After his defense of Justice Field, Neagle found himself in demand as a bodyguard for high officials, including H. E. Huntington of the Southern Pacific. In early August, 1896, while protecting Huntington, he prevented a former employee named A. J. Collins from talking with Huntington. According to James H. Barry, the editor of the San Francisco Star, Neagle grabbed Collins "from behind, seized him by the throat and threw him into the street." Barry had previously attacked Neagle for his "cold-blooded murder" of Terry. He wrote, "That infernal miscreant Neagle, who murdered Judge Terry at Judge Field's instance, and who should long since have dangled on the gallows, is now, it appears, employed as hired villain by the Southern Pacific." The newspaper depicted Neagle's confrontation with Collins in large type on its front page, titled Murderer Neagle Still On Deck. Neagle confronted Barry on Montgomery Street in San Francisco, spitting at him, withdrawing a pistol from this pocket, and twirling it at his side, apparently intending to provoke Barry. Barry, forewarned, did nothing.

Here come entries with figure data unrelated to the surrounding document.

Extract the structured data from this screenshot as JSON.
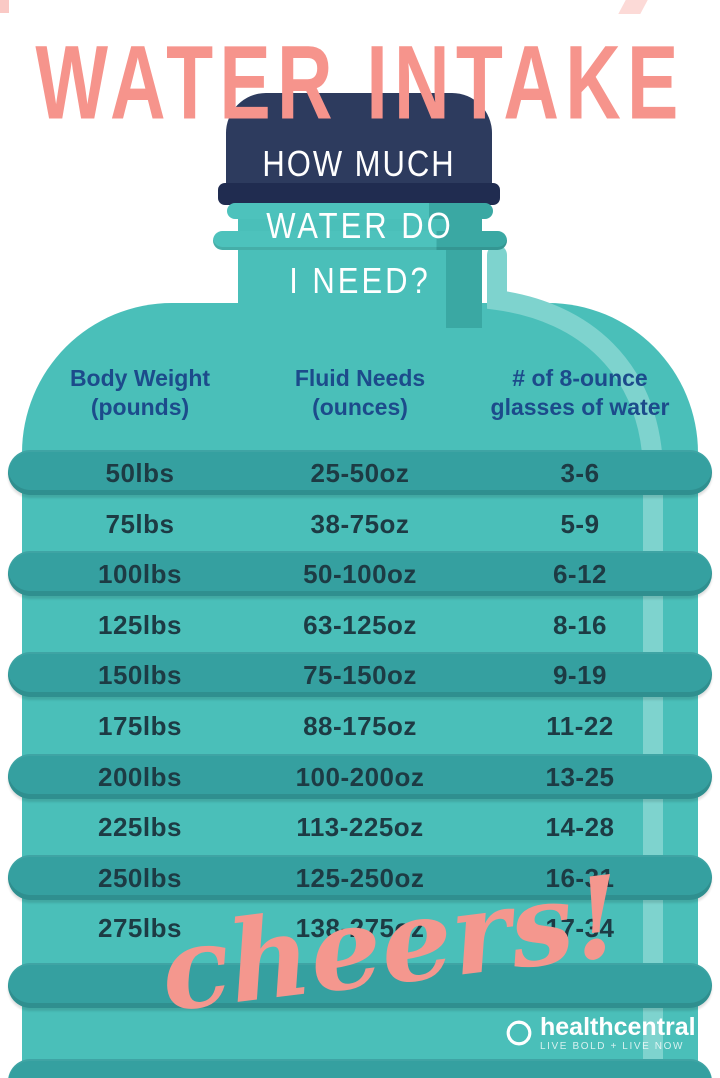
{
  "title": "WATER INTAKE",
  "bottle": {
    "cap_text": "HOW MUCH",
    "neck_line1": "WATER DO",
    "neck_line2": "I NEED?"
  },
  "table": {
    "headers": [
      {
        "line1": "Body Weight",
        "line2": "(pounds)"
      },
      {
        "line1": "Fluid Needs",
        "line2": "(ounces)"
      },
      {
        "line1": "# of 8-ounce",
        "line2": "glasses of water"
      }
    ],
    "rows": [
      {
        "weight": "50lbs",
        "fluid": "25-50oz",
        "glasses": "3-6"
      },
      {
        "weight": "75lbs",
        "fluid": "38-75oz",
        "glasses": "5-9"
      },
      {
        "weight": "100lbs",
        "fluid": "50-100oz",
        "glasses": "6-12"
      },
      {
        "weight": "125lbs",
        "fluid": "63-125oz",
        "glasses": "8-16"
      },
      {
        "weight": "150lbs",
        "fluid": "75-150oz",
        "glasses": "9-19"
      },
      {
        "weight": "175lbs",
        "fluid": "88-175oz",
        "glasses": "11-22"
      },
      {
        "weight": "200lbs",
        "fluid": "100-200oz",
        "glasses": "13-25"
      },
      {
        "weight": "225lbs",
        "fluid": "113-225oz",
        "glasses": "14-28"
      },
      {
        "weight": "250lbs",
        "fluid": "125-250oz",
        "glasses": "16-31"
      },
      {
        "weight": "275lbs",
        "fluid": "138-275oz",
        "glasses": "17-34"
      }
    ]
  },
  "footer": {
    "cheers": "cheers!",
    "brand": "healthcentral",
    "tagline": "LIVE BOLD + LIVE NOW"
  },
  "colors": {
    "background": "#ffffff",
    "title_pink": "#f6948c",
    "bottle_body_teal": "#4abfb9",
    "ridge_teal": "#35a0a0",
    "highlight_teal": "#7ed3ce",
    "cap_navy": "#2d3b5e",
    "cap_base_navy": "#202c50",
    "header_blue": "#1c4b8b",
    "row_text": "#1d3b44",
    "white": "#ffffff"
  },
  "chart_data": {
    "type": "table",
    "title": "WATER INTAKE — HOW MUCH WATER DO I NEED?",
    "columns": [
      "Body Weight (pounds)",
      "Fluid Needs (ounces)",
      "# of 8-ounce glasses of water"
    ],
    "rows": [
      [
        "50lbs",
        "25-50oz",
        "3-6"
      ],
      [
        "75lbs",
        "38-75oz",
        "5-9"
      ],
      [
        "100lbs",
        "50-100oz",
        "6-12"
      ],
      [
        "125lbs",
        "63-125oz",
        "8-16"
      ],
      [
        "150lbs",
        "75-150oz",
        "9-19"
      ],
      [
        "175lbs",
        "88-175oz",
        "11-22"
      ],
      [
        "200lbs",
        "100-200oz",
        "13-25"
      ],
      [
        "225lbs",
        "113-225oz",
        "14-28"
      ],
      [
        "250lbs",
        "125-250oz",
        "16-31"
      ],
      [
        "275lbs",
        "138-275oz",
        "17-34"
      ]
    ]
  }
}
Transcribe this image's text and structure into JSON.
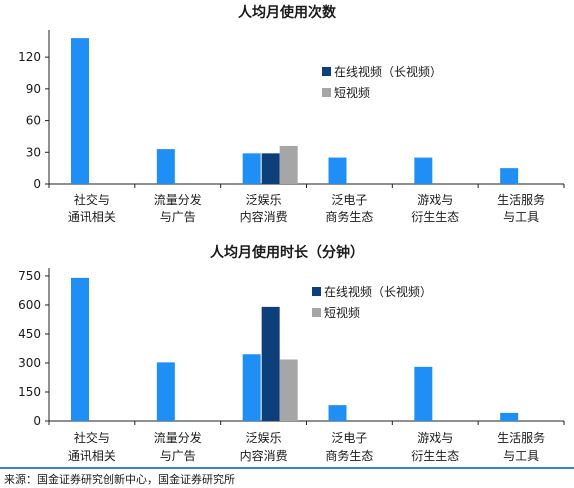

Neagle also guarded Patrick Calhoun of the United Railroad. Senator William Stewart hired him as a bodyguard during his 1887 campaign for reelection in Nevada. Neagle also worked as a special investigator for prominent criminal lawyer Earl Rogers. However, his interest in mining activity never lagged. As late as 1912, when he was 65 years old, he held a job as mine superintendent in California's Tuolumne County.

He died on November 28, 1925, at age 78 in Oakland, California.